OUT-LAW News, 11/12/2001

Porn site operators have learned a new trick: buying recently expired domain names and using them to re-direct traffic to their porn sites. The names being purchased include those formerly used by local governments, church groups and other non-profit organisations.

After these organisations allowed domain names to expire, usually when they decided to use an alternative name, they discovered their old domain names pointing to porn sites. The porn sites profit through advertising revenue which increases in proportion to the traffic they generate.

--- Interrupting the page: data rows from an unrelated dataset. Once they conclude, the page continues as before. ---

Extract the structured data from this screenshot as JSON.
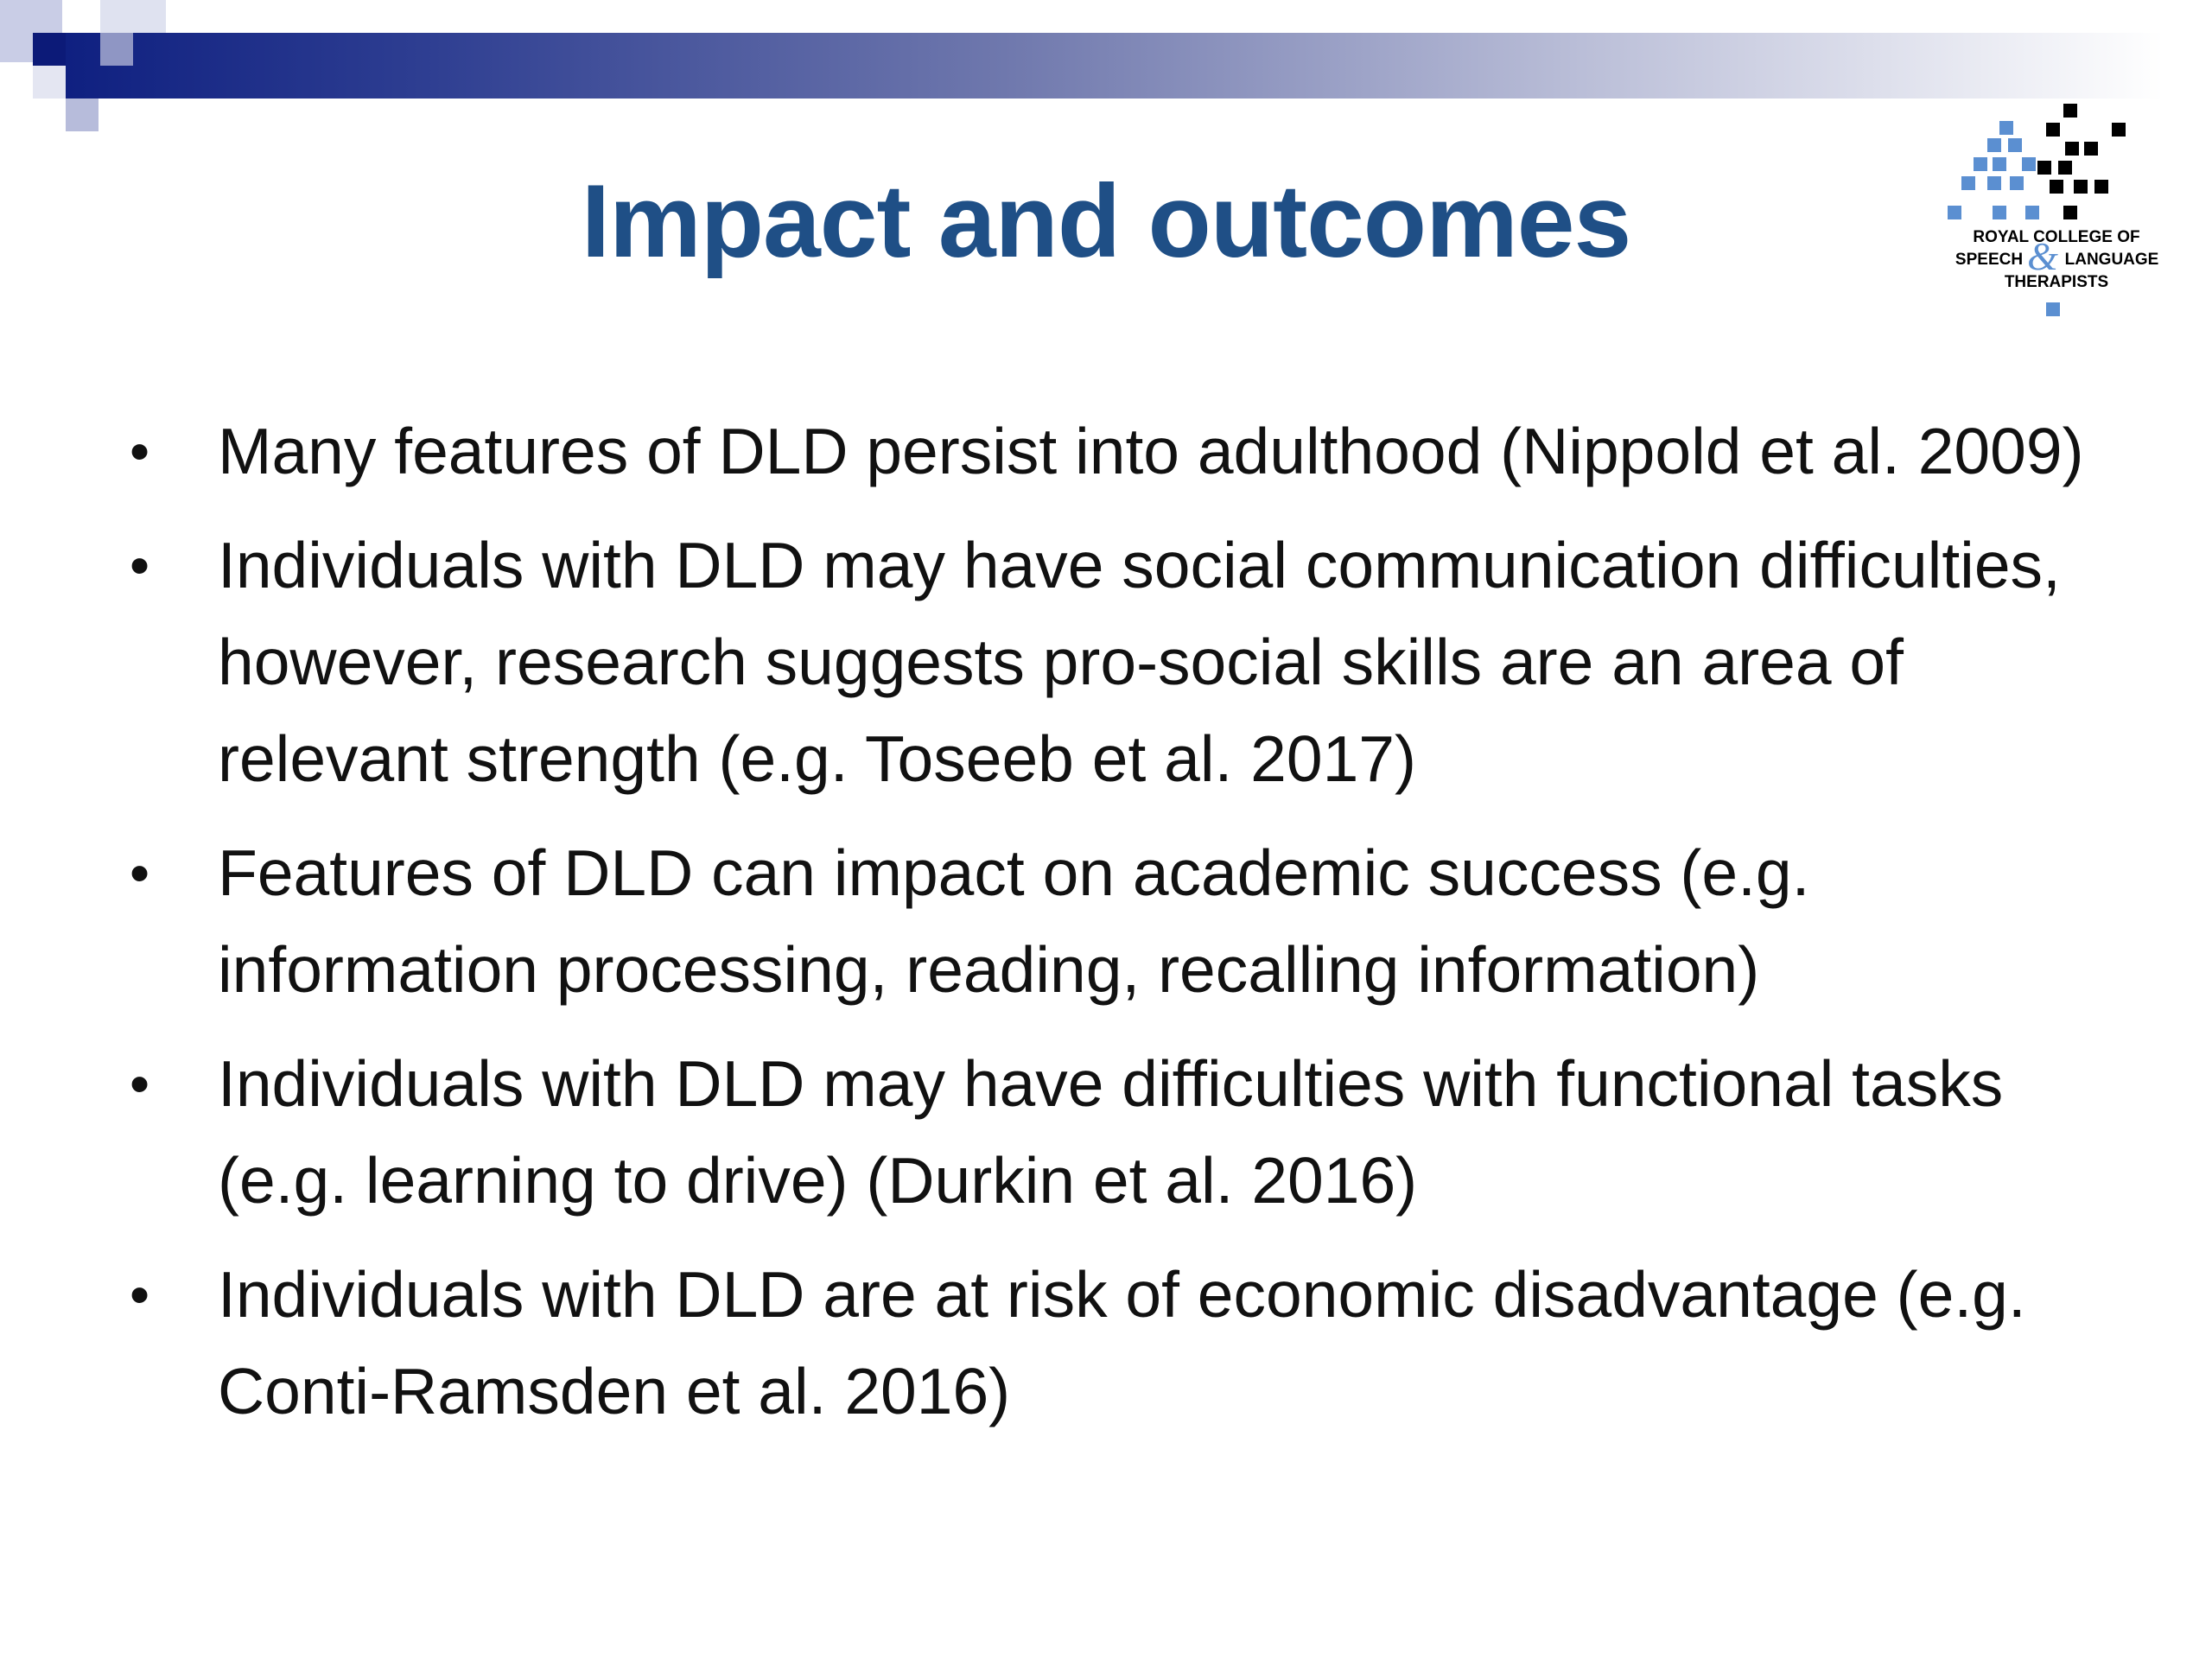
{
  "slide": {
    "title": "Impact and outcomes",
    "logo": {
      "line1": "ROYAL COLLEGE OF",
      "line2_left": "SPEECH",
      "ampersand": "&",
      "line2_right": "LANGUAGE",
      "line3": "THERAPISTS"
    },
    "bullet_symbol": "•",
    "bullets": [
      "Many features of DLD persist into adulthood (Nippold et al. 2009)",
      "Individuals with DLD may have social communication difficulties, however, research suggests pro-social skills are an area of relevant strength (e.g. Toseeb et al. 2017)",
      "Features of DLD can impact on academic success (e.g. information processing, reading, recalling information)",
      "Individuals with DLD may have difficulties with functional tasks (e.g. learning to drive) (Durkin et al. 2016)",
      "Individuals with DLD are at risk of economic disadvantage (e.g. Conti-Ramsden et al. 2016)"
    ]
  },
  "colors": {
    "title": "#1f4f86",
    "bar_start": "#0e1f80",
    "logo_blue": "#5b8fd1",
    "logo_black": "#000000",
    "text": "#111111"
  }
}
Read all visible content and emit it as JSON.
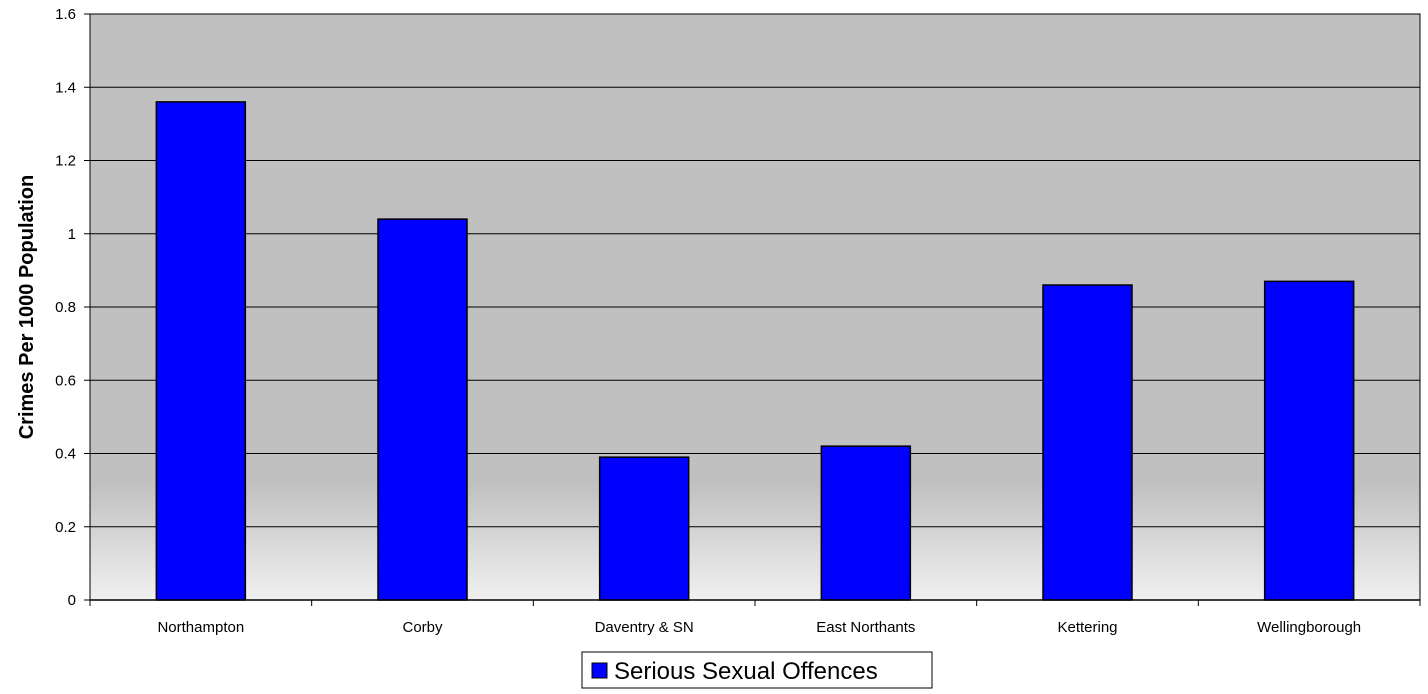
{
  "chart_data": {
    "type": "bar",
    "title": "",
    "xlabel": "",
    "ylabel": "Crimes Per 1000 Population",
    "categories": [
      "Northampton",
      "Corby",
      "Daventry & SN",
      "East Northants",
      "Kettering",
      "Wellingborough"
    ],
    "series": [
      {
        "name": "Serious Sexual Offences",
        "values": [
          1.36,
          1.04,
          0.39,
          0.42,
          0.86,
          0.87
        ],
        "color": "#0000ff"
      }
    ],
    "ylim": [
      0,
      1.6
    ],
    "yticks": [
      "0",
      "0.2",
      "0.4",
      "0.6",
      "0.8",
      "1",
      "1.2",
      "1.4",
      "1.6"
    ],
    "grid": true,
    "legend_position": "bottom-center",
    "colors": {
      "plot_background_top": "#c0c0c0",
      "plot_background_bottom": "#f2f2f2",
      "bar": "#0000ff",
      "gridline": "#000000"
    }
  }
}
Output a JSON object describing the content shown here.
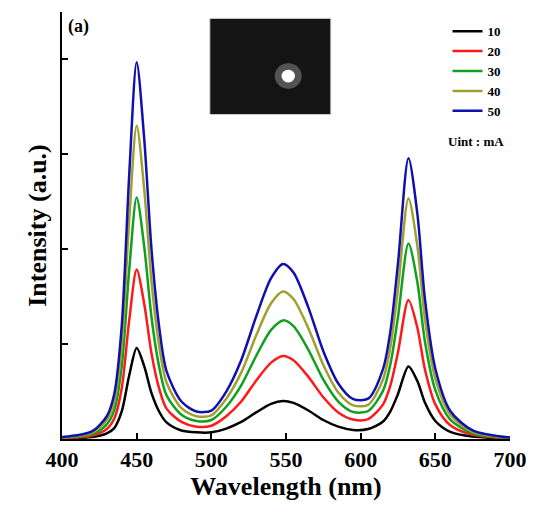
{
  "chart_data": {
    "type": "line",
    "x_label": "Wavelength (nm)",
    "y_label": "Intensity (a.u.)",
    "annotations": [
      {
        "text": "(a)"
      },
      {
        "text": "Uint : mA"
      }
    ],
    "x": [
      400,
      420,
      430,
      435,
      440,
      445,
      450,
      455,
      460,
      465,
      470,
      480,
      490,
      500,
      510,
      520,
      530,
      540,
      548,
      555,
      565,
      575,
      585,
      595,
      605,
      615,
      620,
      625,
      632,
      638,
      643,
      650,
      660,
      675,
      700
    ],
    "series": [
      {
        "name": "10",
        "color": "#000000",
        "values": [
          0.1,
          0.4,
          1.2,
          2.3,
          5.8,
          13.4,
          19.2,
          15.4,
          9.6,
          5.8,
          3.5,
          1.8,
          1.4,
          1.4,
          2.2,
          3.6,
          5.6,
          7.4,
          8.0,
          7.6,
          6.0,
          4.0,
          2.6,
          1.9,
          2.1,
          3.7,
          5.9,
          9.5,
          15.3,
          12.2,
          7.7,
          3.8,
          1.5,
          0.5,
          0.1
        ]
      },
      {
        "name": "20",
        "color": "#ff1a1a",
        "values": [
          0.2,
          0.7,
          2.1,
          4.3,
          10.7,
          25.0,
          35.7,
          28.6,
          17.9,
          10.7,
          6.4,
          3.6,
          2.6,
          2.8,
          4.8,
          7.9,
          12.3,
          16.1,
          17.5,
          16.6,
          13.1,
          8.8,
          5.6,
          4.1,
          4.2,
          7.3,
          11.4,
          18.3,
          29.3,
          23.4,
          14.7,
          7.3,
          2.9,
          0.9,
          0.1
        ]
      },
      {
        "name": "30",
        "color": "#10a020",
        "values": [
          0.3,
          1.0,
          3.1,
          6.1,
          15.3,
          35.6,
          50.9,
          40.7,
          25.5,
          15.3,
          9.2,
          5.1,
          3.8,
          4.0,
          6.8,
          11.3,
          17.5,
          23.0,
          25.0,
          23.8,
          18.8,
          12.5,
          7.9,
          5.7,
          5.9,
          10.2,
          15.9,
          25.7,
          41.2,
          33.0,
          20.6,
          10.3,
          4.1,
          1.2,
          0.2
        ]
      },
      {
        "name": "40",
        "color": "#a0a030",
        "values": [
          0.3,
          1.3,
          4.0,
          7.9,
          19.8,
          46.2,
          66.0,
          52.8,
          33.0,
          19.8,
          11.9,
          6.5,
          4.8,
          5.0,
          8.5,
          14.0,
          21.8,
          28.6,
          31.1,
          29.5,
          23.3,
          15.6,
          9.8,
          7.1,
          7.2,
          12.6,
          19.6,
          31.6,
          50.7,
          40.6,
          25.4,
          12.7,
          5.1,
          1.5,
          0.3
        ]
      },
      {
        "name": "50",
        "color": "#1010b0",
        "values": [
          0.4,
          1.6,
          4.8,
          9.5,
          23.8,
          55.6,
          79.4,
          63.5,
          39.7,
          23.8,
          14.3,
          7.9,
          5.8,
          6.0,
          10.0,
          16.6,
          25.8,
          33.9,
          36.9,
          35.1,
          27.7,
          18.5,
          11.7,
          8.4,
          8.5,
          14.8,
          22.9,
          37.0,
          59.2,
          47.4,
          29.6,
          14.8,
          5.9,
          1.8,
          0.3
        ]
      }
    ],
    "xlim": [
      400,
      700
    ],
    "xticks": [
      400,
      450,
      500,
      550,
      600,
      650,
      700
    ],
    "ylim": [
      0,
      90
    ],
    "yticks": [
      0,
      20,
      40,
      60,
      80
    ],
    "tick_labels": "x",
    "grid": false,
    "legend": "top right"
  }
}
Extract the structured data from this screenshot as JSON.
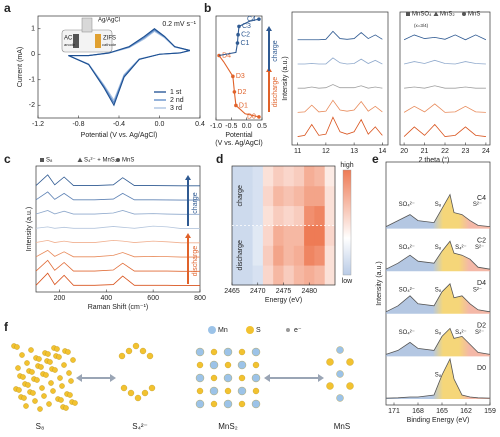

For the porn sites, they have control of domain names to which several other sites already link, albeit the sites are unaware that they are now sending users to view porn. This provides the porn sites with both direct traffic from unsuspecting users clicking these links, and with rankings on some search engines. Among the domain names now pointing to porn are those formerly used by the International Lutheran Woman’s Missionary League and the Ohio State Senate. Often, the names taken are those not containing trade mark rights which make them difficult for the original owners to recover.

In response to the problem, internet filtering company N2H2 is promoting a system which scans the internet, identifying web sites that previously contained innocent content but now contain porn.

When these new “stealth porn sites” are identified, N2H2's customers can have the sites blocked by filter software. According to the company, its scanning system adds more than 3,000 new porn sites each week to its database, “a number of which pop-up on the internet under rather innocent domain names.”

According to Snapnames, a company which deals in expired names, approximately one million domain name registrations lapse each month. Most get purchased very soon after becoming available.